Mencadangkan Vaultwarden
Database SQLite utama berada di vw-data/db.sqlite3, sedangkan lampiran disimpan sebagai file terpisah. Jangan menyalin database yang sedang berjalan dengan perintah cp biasa: operasi penulisan pada saat itu dapat membuat salinan tidak konsisten.
Buat snapshot aman dengan perintah bawaan:
docker exec vaultwarden /vaultwarden backupFile db_.sqlite3 terpisah akan muncul di direktori data. Simpan attachments, sends, config.json jika telah dibuat, serta file rsa_key bersamanya.
Cadangan di VPS yang sama tidak melindungi dari penghapusan server atau kerusakan disk. Kirim salinan secara otomatis ke perangkat lain atau penyimpanan objek terpisah, sebaiknya dengan enkripsi tambahan. Lakukan pengujian pemulihan secara berkala.
VPS mana yang dipilih untuk Vaultwarden
Linux VPS dasar dengan RAM 2 GB sudah cukup untuk brankas pribadi atau keluarga. Kapasitas ini menyediakan ruang tambahan untuk Ubuntu, Docker, Caddy, pembaruan, dan cadangan otomatis.
Anda dapat menjalankan Vaultwarden di VPS entry-level dari tropic.host dan menambah sumber daya nanti jika menambahkan layanan self-hosted lain ke server. Untuk pengelola kata sandi, jaringan yang stabil, alamat publik permanen, dan disk yang andal lebih penting daripada core CPU tambahan.
Server rumah juga cocok, tetapi Anda perlu menyediakan akses eksternal, HTTPS, daya yang stabil, dan pemulihan setelah kegagalan. VPS biasanya lebih sederhana jika brankas harus berfungsi dari jaringan mana pun.
Kesimpulan
Vaultwarden adalah pengelola kata sandi self-hosted yang nyaman bagi pengguna yang ingin memakai klien Bitwarden sambil mempertahankan sisi server di infrastrukturnya sendiri. VPS kecil, domain, Docker Compose, dan Caddy sudah cukup untuk memulai.

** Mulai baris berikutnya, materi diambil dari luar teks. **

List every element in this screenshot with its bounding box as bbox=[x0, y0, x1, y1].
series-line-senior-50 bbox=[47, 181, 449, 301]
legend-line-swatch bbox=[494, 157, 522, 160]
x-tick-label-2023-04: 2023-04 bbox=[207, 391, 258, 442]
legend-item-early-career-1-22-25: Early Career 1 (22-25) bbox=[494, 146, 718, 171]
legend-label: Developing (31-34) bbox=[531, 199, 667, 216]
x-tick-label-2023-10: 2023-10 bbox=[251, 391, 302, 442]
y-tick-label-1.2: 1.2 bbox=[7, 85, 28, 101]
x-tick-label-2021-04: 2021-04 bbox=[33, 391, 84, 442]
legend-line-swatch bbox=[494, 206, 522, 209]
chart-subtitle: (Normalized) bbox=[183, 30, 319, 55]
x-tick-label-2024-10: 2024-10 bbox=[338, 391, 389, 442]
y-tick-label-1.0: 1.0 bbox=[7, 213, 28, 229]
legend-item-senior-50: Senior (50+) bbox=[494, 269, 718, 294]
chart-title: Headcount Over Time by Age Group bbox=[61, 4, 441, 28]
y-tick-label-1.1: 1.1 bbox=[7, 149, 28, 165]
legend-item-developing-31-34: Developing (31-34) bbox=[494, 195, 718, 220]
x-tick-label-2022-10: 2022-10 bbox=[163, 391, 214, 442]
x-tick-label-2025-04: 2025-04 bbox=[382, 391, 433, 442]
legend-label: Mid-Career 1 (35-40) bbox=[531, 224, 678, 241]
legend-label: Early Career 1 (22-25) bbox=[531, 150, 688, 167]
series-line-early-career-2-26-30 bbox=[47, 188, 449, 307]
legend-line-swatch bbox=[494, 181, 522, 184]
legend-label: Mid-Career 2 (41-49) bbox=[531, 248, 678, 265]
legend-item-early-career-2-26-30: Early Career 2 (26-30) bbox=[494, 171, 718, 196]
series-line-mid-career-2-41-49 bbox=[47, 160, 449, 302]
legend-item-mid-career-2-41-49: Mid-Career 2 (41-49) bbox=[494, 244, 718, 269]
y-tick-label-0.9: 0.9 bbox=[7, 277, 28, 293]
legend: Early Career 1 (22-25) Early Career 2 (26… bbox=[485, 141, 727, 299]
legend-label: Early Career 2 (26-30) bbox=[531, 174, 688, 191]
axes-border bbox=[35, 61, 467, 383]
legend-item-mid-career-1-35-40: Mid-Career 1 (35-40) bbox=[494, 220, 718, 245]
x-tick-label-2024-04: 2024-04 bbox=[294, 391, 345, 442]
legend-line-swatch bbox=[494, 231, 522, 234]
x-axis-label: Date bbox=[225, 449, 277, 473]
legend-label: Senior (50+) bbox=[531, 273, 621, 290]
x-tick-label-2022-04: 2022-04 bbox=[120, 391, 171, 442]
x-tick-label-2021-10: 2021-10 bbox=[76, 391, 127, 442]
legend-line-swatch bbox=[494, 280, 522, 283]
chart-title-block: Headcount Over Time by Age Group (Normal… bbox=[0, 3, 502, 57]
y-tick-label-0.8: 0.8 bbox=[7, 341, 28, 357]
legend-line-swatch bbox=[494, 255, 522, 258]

Tanggung jawab utama dimulai setelah instalasi: nonaktifkan pendaftaran, aktifkan 2FA, perbarui container, dan simpan cadangan teruji di luar server.
FAQ
Apakah Vaultwarden dapat dipasang tanpa domain?

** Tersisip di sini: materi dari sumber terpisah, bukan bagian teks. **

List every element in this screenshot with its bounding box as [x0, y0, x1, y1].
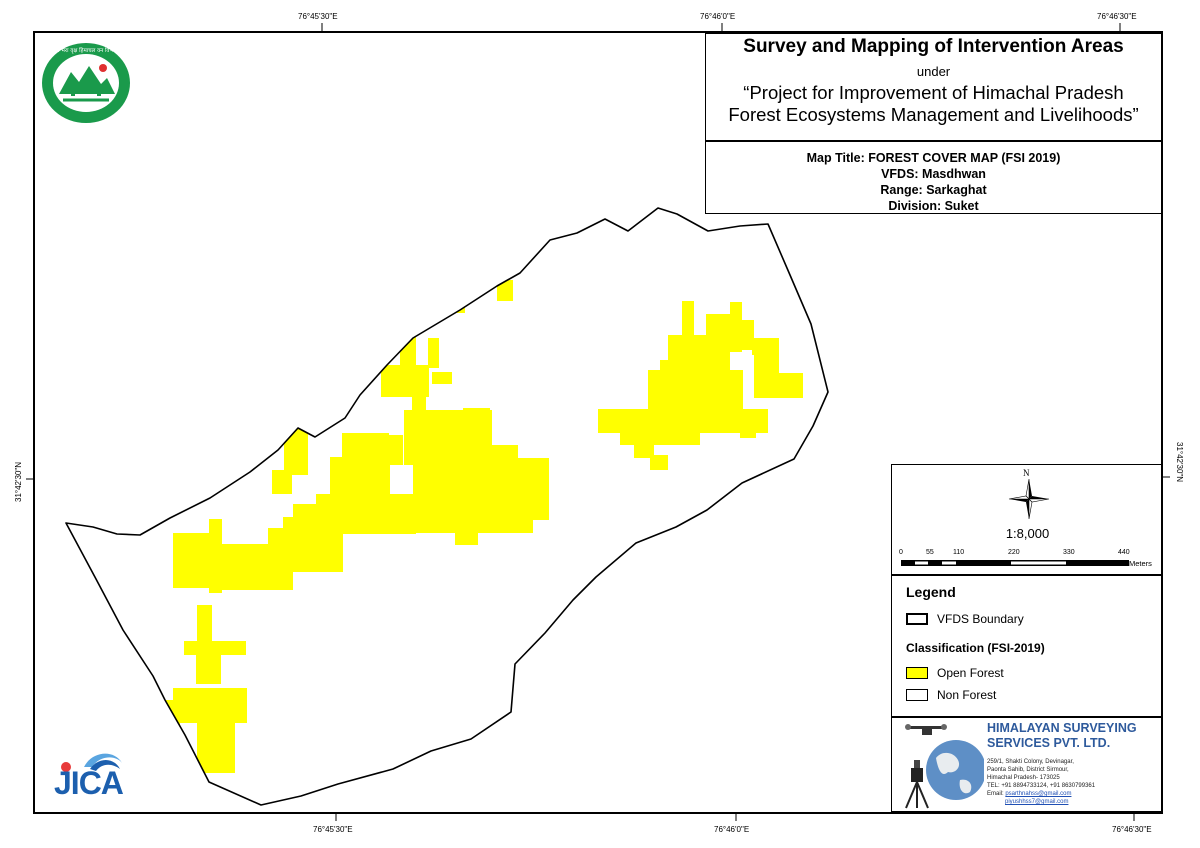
- legend-label-non-forest: Non Forest: [937, 688, 997, 702]
- jica-logo: JICA: [52, 745, 127, 805]
- company-name-line2: SERVICES PVT. LTD.: [987, 736, 1111, 750]
- scale-bar: [901, 560, 1129, 566]
- company-logo-globe-icon: [905, 724, 984, 809]
- company-box: HIMALAYAN SURVEYING SERVICES PVT. LTD. 2…: [891, 717, 1162, 812]
- scale-box: N 1:8,000 0 55 110 220 330 440 Meters: [891, 464, 1162, 575]
- legend-swatch-open-forest: [906, 667, 928, 679]
- coord-bottom-3: 76°46'30"E: [1112, 825, 1152, 834]
- project-title-line1: “Project for Improvement of Himachal Pra…: [743, 82, 1124, 103]
- jica-swoosh-icon: [61, 753, 122, 772]
- company-name-line1: HIMALAYAN SURVEYING: [987, 721, 1137, 735]
- north-label: N: [1023, 468, 1030, 478]
- legend-swatch-boundary: [906, 613, 928, 625]
- email-label: Email:: [987, 791, 1004, 797]
- vfds-line: VFDS: Masdhwan: [881, 167, 986, 181]
- email-link-1[interactable]: psarthnahss@gmail.com: [1005, 791, 1072, 797]
- coord-bottom-2: 76°46'0"E: [714, 825, 750, 834]
- vfds-boundary: [65, 207, 829, 806]
- project-title-line2: Forest Ecosystems Management and Livelih…: [728, 104, 1139, 125]
- range-line: Range: Sarkaghat: [880, 183, 987, 197]
- legend-swatch-non-forest: [906, 689, 928, 701]
- open-forest-area: [160, 280, 803, 773]
- map-info-box: Map Title: FOREST COVER MAP (FSI 2019) V…: [705, 141, 1162, 214]
- scale-tick-440: 440: [1118, 549, 1130, 556]
- scale-ratio: 1:8,000: [1005, 526, 1050, 541]
- scale-tick-330: 330: [1063, 549, 1075, 556]
- scale-tick-220: 220: [1008, 549, 1020, 556]
- coord-top-2: 76°46'0"E: [700, 12, 736, 21]
- jica-text: JICA: [54, 765, 124, 801]
- scale-unit: Meters: [1129, 559, 1152, 568]
- north-arrow-icon: [1008, 478, 1050, 520]
- email-link-2[interactable]: piyushhss7@gmail.com: [1005, 799, 1069, 805]
- legend-label-boundary: VFDS Boundary: [937, 612, 1024, 626]
- division-line: Division: Suket: [888, 199, 979, 213]
- address-line3: Himachal Pradesh- 173025: [987, 775, 1060, 781]
- legend-label-open-forest: Open Forest: [937, 666, 1004, 680]
- map-title-line: Map Title: FOREST COVER MAP (FSI 2019): [806, 151, 1061, 165]
- legend-title: Legend: [906, 584, 956, 600]
- scale-tick-0: 0: [899, 549, 903, 556]
- company-name: HIMALAYAN SURVEYING SERVICES PVT. LTD.: [987, 721, 1137, 751]
- company-address: 259/1, Shakti Colony, Devinagar, Paonta …: [987, 758, 1095, 806]
- forest-department-seal: हर भरा वृक्ष हिमाचल वन विभाग: [42, 43, 130, 123]
- seal-top-text: हर भरा वृक्ष हिमाचल वन विभाग: [54, 47, 119, 54]
- project-title: “Project for Improvement of Himachal Pra…: [706, 82, 1161, 126]
- map-canvas[interactable]: [35, 33, 1161, 812]
- legend-box: Legend VFDS Boundary Classification (FSI…: [891, 575, 1162, 717]
- address-line1: 259/1, Shakti Colony, Devinagar,: [987, 759, 1074, 765]
- scale-tick-110: 110: [953, 549, 965, 556]
- map-main-title: Survey and Mapping of Intervention Areas: [743, 36, 1124, 57]
- coord-top-3: 76°46'30"E: [1097, 12, 1137, 21]
- title-under: under: [916, 64, 951, 79]
- coord-top-1: 76°45'30"E: [298, 12, 338, 21]
- address-line2: Paonta Sahib, District Sirmour,: [987, 767, 1069, 773]
- scale-tick-55: 55: [926, 549, 934, 556]
- title-box: Survey and Mapping of Intervention Areas…: [705, 33, 1162, 141]
- legend-classification-title: Classification (FSI-2019): [906, 641, 1045, 655]
- address-phone: TEL: +91 8894733124, +91 8630799361: [987, 783, 1096, 789]
- coord-bottom-1: 76°45'30"E: [313, 825, 353, 834]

Secara teknis, Anda dapat menggunakan alamat lokal, tetapi web vault memerlukan konteks HTTPS yang aman. Untuk akses dari berbagai perangkat, domain dan sertifikat TLS lebih sederhana.
Berapa banyak RAM yang dibutuhkan Vaultwarden?
Untuk satu atau beberapa pengguna, RAM 1 GB biasanya sudah cukup. VPS dengan 2 GB menyediakan kapasitas yang lebih nyaman untuk sistem, Docker, Caddy, dan pembaruan.
Apakah Vaultwarden bekerja dengan aplikasi seluler Bitwarden?
Ya. Pada layar login, pilih server self-hosted dan masukkan alamat HTTPS lengkap instans Vaultwarden Anda.
Apa yang terjadi jika VPS tidak tersedia sementara?
Data yang telah disinkronkan biasanya tetap berada di cache lokal terenkripsi klien. Namun, sinkronisasi, login di perangkat baru, dan penerimaan perubahan tidak akan berfungsi sampai server dipulihkan.
Bisakah kata sandi utama yang terlupa dipulihkan melalui /admin?
Tidak. Administrator dapat mengelola server dan akun, tetapi tidak memiliki kunci dekripsi brankas pengguna. Kata sandi utama dan kode pemulihan harus disimpan secara terpisah.